The Families First Coronavirus Response Act of 2020 increased federal Medicaid funding to states on the condition that they don’t kick ineligible beneficiaries off their rolls as long as a public-health emergency is in effect. The law also increased food-stamp benefits and waived work requirements for able-bodied, working-age adults during the emergency.
Since February 2020, Medicaid enrollment has ballooned by 23 million to an all-time high of 97 million. By comparison, Medicaid grew by 14 million between 2013, just before the ObamaCare expansion took effect, and the start of the pandemic. About 21 million Medicaid recipients don’t currently meet eligibility requirements, according to the Foundation for Government Accountability.
As long as the emergency is in effect, Georgia can’t remove able-bodied adults on Medicaid who don’t comply with its work requirements—or if it does, it may have to give up hundreds of millions in federal funds. The emergency is a Faustian bargain for states, delivering some $130 billion in additional Medicaid funds to date while restricting their ability to manage their programs.
The same is true for food stamps whose rolls have swelled by nearly five million nationwide, or about 13%, during the pandemic owing chiefly to the emergency suspension of work requirements, even as unemployment has reached pre-pandemic levels. Anyone who wants a job can get one, but expanded transfer payments have reduced the incentive to look.
Monthly federal food-stamp spending has more than doubled during the emergency to $9.3 billion owing to the sweetened pandemic benefits and a Department of Agriculture regulatory change last year. Benefits are set to increase another 12.5% this fall with an inflation adjustment. Transfer payments fueled inflation, and now the reverse is happening.

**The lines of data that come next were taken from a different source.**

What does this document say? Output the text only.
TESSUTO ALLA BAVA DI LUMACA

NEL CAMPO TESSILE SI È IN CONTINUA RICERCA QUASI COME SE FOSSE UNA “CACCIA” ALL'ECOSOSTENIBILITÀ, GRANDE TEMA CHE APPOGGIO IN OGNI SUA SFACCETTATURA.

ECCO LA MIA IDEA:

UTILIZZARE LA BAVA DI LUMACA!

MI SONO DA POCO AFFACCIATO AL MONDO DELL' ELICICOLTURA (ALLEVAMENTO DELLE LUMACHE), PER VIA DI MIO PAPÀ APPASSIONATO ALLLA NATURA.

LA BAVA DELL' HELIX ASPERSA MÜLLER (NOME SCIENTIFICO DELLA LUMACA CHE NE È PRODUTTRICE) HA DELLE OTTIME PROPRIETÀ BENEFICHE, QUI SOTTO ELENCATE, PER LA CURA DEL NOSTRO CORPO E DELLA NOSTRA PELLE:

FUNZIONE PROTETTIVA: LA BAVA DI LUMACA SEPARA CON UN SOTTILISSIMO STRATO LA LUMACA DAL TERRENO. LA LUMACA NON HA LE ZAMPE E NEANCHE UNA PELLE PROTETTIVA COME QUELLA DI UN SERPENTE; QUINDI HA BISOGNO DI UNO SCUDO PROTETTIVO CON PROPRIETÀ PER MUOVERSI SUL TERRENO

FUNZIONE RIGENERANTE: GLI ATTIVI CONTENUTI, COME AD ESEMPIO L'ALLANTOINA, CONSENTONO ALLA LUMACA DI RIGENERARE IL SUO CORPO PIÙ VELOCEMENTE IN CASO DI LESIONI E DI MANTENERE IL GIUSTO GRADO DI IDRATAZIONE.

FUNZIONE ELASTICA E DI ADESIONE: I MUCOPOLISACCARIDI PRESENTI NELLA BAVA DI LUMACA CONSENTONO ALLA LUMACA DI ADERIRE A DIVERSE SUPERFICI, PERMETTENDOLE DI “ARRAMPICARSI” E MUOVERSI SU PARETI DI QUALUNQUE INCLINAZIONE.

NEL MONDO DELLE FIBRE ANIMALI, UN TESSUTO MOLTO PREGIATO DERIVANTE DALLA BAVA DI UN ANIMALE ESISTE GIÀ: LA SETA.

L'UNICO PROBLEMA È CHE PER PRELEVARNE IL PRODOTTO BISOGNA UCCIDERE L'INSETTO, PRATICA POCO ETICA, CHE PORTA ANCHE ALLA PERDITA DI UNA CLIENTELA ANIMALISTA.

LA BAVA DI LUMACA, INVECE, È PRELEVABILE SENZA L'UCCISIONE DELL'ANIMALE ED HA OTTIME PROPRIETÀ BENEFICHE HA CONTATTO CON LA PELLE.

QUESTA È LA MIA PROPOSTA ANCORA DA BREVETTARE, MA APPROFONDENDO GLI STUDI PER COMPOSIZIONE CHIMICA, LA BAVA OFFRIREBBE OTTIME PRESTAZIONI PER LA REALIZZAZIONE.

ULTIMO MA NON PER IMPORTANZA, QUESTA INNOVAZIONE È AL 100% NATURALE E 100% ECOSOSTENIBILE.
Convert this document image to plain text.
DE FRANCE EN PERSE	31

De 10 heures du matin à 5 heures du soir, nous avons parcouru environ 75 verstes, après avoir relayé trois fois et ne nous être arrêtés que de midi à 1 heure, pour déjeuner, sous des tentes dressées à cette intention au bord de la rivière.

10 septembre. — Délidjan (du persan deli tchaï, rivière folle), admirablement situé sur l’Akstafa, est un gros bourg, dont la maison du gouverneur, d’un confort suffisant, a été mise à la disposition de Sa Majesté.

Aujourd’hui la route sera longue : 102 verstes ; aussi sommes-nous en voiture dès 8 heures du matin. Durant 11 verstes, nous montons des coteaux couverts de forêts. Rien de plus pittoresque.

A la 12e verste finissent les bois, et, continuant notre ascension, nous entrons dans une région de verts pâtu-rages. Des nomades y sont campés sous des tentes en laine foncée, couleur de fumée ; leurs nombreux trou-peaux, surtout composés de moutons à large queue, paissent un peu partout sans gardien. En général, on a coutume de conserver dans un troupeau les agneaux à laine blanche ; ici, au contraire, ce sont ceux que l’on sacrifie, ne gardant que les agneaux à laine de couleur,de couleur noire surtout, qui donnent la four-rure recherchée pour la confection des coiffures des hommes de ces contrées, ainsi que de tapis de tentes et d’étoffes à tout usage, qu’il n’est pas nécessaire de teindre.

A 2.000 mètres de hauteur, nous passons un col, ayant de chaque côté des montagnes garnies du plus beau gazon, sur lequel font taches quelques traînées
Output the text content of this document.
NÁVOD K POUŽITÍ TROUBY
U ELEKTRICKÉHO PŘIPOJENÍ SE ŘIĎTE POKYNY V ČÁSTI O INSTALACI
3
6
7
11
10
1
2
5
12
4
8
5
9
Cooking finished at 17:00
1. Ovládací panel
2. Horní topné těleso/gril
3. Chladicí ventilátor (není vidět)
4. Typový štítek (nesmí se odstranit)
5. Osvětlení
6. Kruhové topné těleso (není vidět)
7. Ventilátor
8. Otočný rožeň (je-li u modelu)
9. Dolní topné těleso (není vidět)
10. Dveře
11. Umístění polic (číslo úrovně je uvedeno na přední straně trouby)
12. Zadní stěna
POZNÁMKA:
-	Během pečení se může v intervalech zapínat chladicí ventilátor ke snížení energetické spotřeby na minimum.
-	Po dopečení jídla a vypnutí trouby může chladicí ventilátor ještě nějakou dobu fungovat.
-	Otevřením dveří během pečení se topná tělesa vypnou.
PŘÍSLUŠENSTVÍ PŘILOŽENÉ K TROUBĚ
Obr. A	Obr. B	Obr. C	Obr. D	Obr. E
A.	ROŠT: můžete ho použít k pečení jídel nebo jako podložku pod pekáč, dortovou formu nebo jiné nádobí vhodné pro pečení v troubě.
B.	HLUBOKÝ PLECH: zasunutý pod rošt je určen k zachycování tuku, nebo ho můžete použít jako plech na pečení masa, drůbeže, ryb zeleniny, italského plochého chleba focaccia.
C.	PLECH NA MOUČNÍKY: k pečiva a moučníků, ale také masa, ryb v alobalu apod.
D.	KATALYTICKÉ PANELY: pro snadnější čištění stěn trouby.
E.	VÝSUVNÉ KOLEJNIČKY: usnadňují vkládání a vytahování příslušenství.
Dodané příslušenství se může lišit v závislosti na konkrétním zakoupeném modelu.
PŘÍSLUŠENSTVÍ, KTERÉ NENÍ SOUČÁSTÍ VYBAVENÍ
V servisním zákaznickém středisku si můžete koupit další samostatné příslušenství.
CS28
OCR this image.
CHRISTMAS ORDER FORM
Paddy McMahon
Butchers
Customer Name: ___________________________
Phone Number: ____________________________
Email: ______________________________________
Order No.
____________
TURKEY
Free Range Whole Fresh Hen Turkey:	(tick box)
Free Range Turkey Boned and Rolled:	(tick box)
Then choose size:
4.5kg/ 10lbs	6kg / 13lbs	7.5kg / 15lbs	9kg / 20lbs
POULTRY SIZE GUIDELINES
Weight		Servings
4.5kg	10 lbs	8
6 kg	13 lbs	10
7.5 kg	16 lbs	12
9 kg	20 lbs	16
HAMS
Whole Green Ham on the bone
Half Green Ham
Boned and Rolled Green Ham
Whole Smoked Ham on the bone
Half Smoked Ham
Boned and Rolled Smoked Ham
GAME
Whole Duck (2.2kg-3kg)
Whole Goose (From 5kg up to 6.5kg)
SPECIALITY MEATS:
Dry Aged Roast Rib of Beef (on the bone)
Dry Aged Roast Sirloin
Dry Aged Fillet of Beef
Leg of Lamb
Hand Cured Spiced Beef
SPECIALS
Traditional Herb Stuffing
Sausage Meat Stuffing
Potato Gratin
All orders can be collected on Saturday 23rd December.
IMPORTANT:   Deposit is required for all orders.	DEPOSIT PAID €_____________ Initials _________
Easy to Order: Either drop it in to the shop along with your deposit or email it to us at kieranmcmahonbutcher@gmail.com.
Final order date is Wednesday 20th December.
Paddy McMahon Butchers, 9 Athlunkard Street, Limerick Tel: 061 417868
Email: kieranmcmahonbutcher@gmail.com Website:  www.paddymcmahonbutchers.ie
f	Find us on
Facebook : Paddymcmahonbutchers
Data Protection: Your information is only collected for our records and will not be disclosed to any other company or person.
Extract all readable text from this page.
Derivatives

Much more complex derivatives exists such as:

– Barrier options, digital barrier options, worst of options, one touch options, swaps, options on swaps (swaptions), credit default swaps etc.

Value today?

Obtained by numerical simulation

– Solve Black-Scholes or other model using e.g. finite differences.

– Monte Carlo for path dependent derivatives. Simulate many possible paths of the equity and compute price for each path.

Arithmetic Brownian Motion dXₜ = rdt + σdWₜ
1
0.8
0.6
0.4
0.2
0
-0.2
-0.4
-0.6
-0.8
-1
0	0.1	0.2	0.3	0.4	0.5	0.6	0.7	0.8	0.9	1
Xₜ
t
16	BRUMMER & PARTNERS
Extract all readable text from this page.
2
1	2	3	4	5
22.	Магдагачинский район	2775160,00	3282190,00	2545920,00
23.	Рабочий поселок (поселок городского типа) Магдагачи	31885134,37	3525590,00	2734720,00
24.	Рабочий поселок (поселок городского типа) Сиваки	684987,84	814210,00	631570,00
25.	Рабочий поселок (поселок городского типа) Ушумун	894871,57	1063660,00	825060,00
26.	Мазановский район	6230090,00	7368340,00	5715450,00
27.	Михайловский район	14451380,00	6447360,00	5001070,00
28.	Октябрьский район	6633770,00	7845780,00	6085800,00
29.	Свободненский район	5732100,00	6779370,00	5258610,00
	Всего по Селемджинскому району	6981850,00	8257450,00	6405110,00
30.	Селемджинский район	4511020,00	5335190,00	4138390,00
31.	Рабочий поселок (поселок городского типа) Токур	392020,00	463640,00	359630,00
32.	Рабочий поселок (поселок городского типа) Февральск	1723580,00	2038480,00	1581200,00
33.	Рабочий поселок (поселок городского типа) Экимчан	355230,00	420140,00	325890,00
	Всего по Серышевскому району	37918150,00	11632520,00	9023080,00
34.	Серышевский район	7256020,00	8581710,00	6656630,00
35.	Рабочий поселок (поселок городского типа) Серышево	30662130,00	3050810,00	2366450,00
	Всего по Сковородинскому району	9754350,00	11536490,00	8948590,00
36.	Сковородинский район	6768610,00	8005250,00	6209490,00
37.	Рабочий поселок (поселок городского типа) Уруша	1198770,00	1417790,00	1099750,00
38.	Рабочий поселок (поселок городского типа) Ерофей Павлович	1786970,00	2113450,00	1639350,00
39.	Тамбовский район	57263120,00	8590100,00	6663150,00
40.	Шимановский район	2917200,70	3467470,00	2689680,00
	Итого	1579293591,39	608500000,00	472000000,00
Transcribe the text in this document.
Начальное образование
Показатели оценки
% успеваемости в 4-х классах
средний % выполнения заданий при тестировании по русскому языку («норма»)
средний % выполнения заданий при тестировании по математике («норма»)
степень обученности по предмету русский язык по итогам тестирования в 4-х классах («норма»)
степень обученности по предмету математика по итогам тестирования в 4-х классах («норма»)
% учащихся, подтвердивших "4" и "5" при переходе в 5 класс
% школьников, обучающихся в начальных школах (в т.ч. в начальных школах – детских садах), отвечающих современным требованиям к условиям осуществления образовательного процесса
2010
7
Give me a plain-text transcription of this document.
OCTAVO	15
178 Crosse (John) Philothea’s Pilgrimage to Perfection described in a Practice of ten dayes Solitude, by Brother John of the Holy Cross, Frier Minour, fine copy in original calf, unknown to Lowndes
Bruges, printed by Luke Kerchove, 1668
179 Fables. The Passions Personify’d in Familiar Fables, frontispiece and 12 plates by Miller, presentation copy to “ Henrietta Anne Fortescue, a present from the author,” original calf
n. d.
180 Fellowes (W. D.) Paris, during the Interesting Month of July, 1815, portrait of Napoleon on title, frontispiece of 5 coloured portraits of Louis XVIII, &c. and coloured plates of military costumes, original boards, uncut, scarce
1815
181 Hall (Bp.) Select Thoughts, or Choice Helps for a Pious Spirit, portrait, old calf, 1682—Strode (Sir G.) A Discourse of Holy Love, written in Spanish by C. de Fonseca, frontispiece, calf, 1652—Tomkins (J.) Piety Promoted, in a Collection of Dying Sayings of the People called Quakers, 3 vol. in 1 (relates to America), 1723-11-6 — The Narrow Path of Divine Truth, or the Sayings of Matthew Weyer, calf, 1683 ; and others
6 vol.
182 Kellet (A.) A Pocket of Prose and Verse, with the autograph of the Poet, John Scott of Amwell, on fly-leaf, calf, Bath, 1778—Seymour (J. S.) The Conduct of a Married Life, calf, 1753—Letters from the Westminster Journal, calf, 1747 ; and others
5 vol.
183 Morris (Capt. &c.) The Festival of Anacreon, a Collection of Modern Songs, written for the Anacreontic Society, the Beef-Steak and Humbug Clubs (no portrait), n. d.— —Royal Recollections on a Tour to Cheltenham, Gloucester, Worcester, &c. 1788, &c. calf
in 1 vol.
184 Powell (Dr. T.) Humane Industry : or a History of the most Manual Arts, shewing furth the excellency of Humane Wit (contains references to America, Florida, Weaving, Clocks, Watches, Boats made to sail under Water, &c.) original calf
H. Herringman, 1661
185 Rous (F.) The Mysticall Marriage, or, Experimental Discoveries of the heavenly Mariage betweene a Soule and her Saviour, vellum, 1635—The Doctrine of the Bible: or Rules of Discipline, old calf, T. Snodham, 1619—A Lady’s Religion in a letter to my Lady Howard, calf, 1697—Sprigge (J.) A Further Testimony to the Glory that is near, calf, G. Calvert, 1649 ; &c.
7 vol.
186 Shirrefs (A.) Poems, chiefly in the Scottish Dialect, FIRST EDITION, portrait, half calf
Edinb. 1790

States may forgo the enhanced food stamps by ending their own Covid emergencies or disaster declarations. About 20 mostly Republican-led states have done so, including Florida, Tennessee, Iowa and South Dakota. But the lure of “free” federal money has discouraged most, including Texas and Utah.
Most of the growth in food-stamp benefits and enrollment has been driven by these other states. Food-stamp spending modestly increased in Florida ($55 million) and Tennessee ($25 million) between January 2020 and this past September (the latest available data). But spending increased $753 million in California and $409 million in New York.
Several GOP-led states such as Ohio and Arkansas have sought to require able-bodied food-stamp recipients to register for work training. But the Administration has hindered them by insisting that they set aside funding for all able-bodied adults that could possibly be assigned to work training. Most can’t afford that.
After the bipartisan welfare reform of the 1990s, labor participation rose, notably among single mothers. Too many politicians of both parties today want to expand government dependency. A top priority for House Republicans in the next Congress should be to reverse the pandemic inflation of the welfare rolls.